Simply put, trends should be news, but a tick upward for a single year should not be a major news story.
The next story is also about a single year tick in a average life expectancy, which is a much more important vital statistic than the TB rate.

In general, the life expectancy rate is a non-decreasing sequence, by which I mean it either improves or stays level for almost all years when measured at the level of one tenth of a year. Yet again, the last down tick we saw was a single year in the early 1990s coinciding with the worst of the AIDS deaths. Having so many people in their 20s and 30s dying at increased rates will have an impact on the overall numbers. The reason for the new small downturn is not as clear cut as was the health crisis of the early 1990s, though there is a prime suspect.

To my mind, the most significant news story about vital statistics in the past two years was the 2015 study by the wife and husband team of Case and Deaton looking at middle aged mortality (people from 45 to 54) from 1999 to 2013 here in the United States. Simply put, black folks in that age range showed a great improvement in mortality, but of the three groups listed, they still have the highest mortality. Somewhat to my surprise, Hispanics were slightly better in terms of mortality in this cohort compared to non-Hispanic whites even at the start of this study in 1999. The part of the study that made big news is that middle aged white Americans actually had a worse death rate in 2013 than they did in 1999, bucking not only the trend of other demographic groups in the United States but also almost all the rest of the industrialized world. The graph on the right shows the trend is being cause by that most precious of voting demographics this year, "the white working class".

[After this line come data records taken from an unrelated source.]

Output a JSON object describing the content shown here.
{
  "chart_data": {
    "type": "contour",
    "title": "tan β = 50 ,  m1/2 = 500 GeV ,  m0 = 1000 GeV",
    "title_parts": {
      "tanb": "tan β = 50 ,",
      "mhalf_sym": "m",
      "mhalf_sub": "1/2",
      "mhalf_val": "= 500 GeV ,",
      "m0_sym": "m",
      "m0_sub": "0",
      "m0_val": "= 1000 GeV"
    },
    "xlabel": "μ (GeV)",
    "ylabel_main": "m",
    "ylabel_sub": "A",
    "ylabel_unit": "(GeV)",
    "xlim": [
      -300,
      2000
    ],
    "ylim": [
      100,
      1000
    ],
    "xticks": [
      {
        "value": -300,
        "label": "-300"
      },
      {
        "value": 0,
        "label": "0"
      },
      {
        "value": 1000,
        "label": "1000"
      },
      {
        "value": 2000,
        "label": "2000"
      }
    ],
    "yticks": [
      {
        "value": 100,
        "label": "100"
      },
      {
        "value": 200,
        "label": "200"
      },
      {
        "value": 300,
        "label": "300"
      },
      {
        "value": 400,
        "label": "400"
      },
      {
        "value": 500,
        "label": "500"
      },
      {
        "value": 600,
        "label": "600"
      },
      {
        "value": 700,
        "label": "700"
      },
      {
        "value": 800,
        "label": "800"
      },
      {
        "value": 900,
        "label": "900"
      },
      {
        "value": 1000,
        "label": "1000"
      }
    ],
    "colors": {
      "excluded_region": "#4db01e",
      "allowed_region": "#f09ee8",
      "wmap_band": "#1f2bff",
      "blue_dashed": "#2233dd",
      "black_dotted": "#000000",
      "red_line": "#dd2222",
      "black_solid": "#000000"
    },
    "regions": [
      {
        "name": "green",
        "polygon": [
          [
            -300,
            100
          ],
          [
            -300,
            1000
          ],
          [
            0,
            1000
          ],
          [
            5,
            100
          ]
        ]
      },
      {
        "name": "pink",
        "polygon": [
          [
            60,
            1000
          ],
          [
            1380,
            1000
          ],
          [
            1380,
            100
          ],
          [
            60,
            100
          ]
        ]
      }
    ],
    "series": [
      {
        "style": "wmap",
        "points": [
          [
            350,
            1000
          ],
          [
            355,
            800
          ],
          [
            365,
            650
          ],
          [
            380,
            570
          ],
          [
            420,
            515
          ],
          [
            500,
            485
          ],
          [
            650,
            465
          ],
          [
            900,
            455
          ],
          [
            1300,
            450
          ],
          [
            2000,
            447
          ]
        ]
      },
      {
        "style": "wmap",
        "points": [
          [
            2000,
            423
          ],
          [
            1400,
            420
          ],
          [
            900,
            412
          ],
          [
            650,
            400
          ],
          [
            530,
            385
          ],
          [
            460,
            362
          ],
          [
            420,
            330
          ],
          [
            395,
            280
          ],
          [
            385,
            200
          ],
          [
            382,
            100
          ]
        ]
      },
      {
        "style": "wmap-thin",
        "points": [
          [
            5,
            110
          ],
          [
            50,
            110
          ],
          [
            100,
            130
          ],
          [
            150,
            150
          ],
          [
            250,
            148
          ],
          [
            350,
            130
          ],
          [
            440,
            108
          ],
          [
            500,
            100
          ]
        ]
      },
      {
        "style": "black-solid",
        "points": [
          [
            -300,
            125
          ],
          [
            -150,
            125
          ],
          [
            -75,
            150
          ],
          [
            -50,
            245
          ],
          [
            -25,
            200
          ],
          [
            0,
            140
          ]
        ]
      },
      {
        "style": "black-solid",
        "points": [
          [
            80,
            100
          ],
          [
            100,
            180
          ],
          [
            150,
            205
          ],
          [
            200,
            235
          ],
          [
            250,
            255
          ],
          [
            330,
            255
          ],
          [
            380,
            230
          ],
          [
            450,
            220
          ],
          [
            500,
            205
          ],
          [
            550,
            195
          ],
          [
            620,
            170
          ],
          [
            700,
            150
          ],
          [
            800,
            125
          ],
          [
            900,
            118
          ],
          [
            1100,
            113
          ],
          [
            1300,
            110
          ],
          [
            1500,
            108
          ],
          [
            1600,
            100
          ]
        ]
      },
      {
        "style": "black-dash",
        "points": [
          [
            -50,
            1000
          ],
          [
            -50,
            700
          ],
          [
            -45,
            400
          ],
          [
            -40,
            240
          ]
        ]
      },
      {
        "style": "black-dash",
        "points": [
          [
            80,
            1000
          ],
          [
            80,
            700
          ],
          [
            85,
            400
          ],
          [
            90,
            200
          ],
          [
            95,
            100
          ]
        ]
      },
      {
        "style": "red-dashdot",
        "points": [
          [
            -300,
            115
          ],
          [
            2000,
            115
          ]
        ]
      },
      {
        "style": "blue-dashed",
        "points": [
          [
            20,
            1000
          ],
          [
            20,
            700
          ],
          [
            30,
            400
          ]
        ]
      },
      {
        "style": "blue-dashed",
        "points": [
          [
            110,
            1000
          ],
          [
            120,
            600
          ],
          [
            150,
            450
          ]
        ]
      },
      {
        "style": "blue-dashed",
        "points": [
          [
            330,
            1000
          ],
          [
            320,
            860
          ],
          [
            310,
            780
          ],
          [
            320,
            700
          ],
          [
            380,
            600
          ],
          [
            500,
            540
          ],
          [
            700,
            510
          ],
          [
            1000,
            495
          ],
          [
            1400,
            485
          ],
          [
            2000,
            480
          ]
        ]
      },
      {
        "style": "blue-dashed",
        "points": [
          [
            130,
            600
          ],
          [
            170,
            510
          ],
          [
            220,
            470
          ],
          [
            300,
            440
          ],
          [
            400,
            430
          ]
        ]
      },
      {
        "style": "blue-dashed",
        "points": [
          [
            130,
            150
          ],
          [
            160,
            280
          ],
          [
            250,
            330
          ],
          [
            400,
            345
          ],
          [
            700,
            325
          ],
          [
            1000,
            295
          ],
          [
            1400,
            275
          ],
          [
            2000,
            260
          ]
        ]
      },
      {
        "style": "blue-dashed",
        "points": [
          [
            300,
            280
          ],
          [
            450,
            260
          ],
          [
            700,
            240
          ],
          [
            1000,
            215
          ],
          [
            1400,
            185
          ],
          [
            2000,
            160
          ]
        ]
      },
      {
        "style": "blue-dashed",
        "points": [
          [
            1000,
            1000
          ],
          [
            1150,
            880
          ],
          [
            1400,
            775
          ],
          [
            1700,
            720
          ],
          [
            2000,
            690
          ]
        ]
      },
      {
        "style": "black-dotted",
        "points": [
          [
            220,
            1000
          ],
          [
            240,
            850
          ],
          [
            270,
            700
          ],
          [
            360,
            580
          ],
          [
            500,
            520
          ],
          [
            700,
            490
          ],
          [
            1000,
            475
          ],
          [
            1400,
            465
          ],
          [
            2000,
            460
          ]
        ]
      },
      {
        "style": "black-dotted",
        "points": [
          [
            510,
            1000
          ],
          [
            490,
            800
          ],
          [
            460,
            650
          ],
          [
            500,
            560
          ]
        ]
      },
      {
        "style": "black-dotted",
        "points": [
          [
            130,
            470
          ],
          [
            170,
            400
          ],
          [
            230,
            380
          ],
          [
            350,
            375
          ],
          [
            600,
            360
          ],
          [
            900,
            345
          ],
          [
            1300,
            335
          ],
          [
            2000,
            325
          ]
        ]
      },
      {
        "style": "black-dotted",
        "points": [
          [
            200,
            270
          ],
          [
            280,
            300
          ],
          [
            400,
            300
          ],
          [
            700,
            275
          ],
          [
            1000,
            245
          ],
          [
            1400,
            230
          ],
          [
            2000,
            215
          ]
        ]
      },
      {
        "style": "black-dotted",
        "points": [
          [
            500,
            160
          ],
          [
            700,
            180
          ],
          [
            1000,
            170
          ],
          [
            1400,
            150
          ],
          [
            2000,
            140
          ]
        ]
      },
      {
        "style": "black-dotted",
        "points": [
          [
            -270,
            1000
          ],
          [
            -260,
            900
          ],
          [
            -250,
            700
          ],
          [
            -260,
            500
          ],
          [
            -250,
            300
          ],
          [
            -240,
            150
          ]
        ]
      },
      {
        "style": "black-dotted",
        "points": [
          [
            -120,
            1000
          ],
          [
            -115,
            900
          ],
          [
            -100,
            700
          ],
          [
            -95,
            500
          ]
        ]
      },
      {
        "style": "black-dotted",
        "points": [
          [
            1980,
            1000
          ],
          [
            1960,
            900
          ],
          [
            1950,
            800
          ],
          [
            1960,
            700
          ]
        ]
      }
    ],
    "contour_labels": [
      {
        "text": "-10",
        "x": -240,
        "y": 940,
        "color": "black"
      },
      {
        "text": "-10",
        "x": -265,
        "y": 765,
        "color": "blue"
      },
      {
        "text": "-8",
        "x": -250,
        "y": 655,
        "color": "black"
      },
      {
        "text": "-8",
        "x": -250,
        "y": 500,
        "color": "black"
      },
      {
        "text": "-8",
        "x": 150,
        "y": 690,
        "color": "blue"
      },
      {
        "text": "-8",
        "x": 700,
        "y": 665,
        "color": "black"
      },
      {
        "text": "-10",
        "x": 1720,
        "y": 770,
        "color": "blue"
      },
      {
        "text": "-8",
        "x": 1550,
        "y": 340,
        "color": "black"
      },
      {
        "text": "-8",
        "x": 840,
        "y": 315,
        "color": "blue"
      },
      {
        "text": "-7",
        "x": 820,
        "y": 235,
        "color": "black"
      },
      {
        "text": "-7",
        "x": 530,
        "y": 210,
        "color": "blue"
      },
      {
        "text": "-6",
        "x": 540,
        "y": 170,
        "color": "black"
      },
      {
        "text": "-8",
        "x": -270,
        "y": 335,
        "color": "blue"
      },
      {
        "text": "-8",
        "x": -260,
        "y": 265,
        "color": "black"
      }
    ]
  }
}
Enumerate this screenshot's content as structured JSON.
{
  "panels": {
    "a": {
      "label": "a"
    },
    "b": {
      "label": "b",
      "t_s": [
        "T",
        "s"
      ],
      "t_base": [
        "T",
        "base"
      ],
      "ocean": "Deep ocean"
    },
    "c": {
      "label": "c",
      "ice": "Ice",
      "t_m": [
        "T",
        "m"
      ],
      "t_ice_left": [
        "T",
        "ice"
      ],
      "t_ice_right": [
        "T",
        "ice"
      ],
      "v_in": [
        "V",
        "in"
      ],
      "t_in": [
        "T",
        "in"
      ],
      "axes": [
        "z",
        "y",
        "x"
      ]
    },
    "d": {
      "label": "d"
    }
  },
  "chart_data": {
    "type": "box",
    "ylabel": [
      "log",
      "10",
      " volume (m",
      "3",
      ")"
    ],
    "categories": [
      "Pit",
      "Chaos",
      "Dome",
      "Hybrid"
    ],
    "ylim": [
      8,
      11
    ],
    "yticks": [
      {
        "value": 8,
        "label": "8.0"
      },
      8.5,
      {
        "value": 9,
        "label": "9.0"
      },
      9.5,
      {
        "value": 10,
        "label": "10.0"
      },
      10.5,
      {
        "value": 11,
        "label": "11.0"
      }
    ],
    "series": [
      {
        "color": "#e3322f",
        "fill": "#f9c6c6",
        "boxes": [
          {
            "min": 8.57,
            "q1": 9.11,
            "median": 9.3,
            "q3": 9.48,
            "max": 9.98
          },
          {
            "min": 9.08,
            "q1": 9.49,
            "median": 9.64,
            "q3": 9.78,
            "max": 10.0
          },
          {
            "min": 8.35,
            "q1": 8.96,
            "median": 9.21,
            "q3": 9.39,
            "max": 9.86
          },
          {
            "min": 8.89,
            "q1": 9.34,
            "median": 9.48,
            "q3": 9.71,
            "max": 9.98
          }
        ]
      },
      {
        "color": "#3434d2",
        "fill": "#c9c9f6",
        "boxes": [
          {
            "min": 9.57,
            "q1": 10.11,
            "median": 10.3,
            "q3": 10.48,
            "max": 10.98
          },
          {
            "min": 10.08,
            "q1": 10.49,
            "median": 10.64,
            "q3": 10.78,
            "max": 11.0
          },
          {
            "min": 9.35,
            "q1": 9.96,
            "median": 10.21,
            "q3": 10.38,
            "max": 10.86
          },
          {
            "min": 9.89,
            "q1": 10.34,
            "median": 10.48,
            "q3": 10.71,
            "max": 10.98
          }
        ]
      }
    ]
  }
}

Are the findings of Case and Deaton the cause of the down tick in the life expectancy rate? Since we have seen the trend they have discussed is about fifteen years long, why has it taken until now to see this downturn? Is this just a tick in the overall life expectancy rate in the U.S. or the start of a trend?

I haven't studied the numbers well enough to have an educated opinion on all of this, but I would say the answer to the first question is very probably yes, while the answer to the second question takes more serious study than I have put in and the answer to the third is harder still.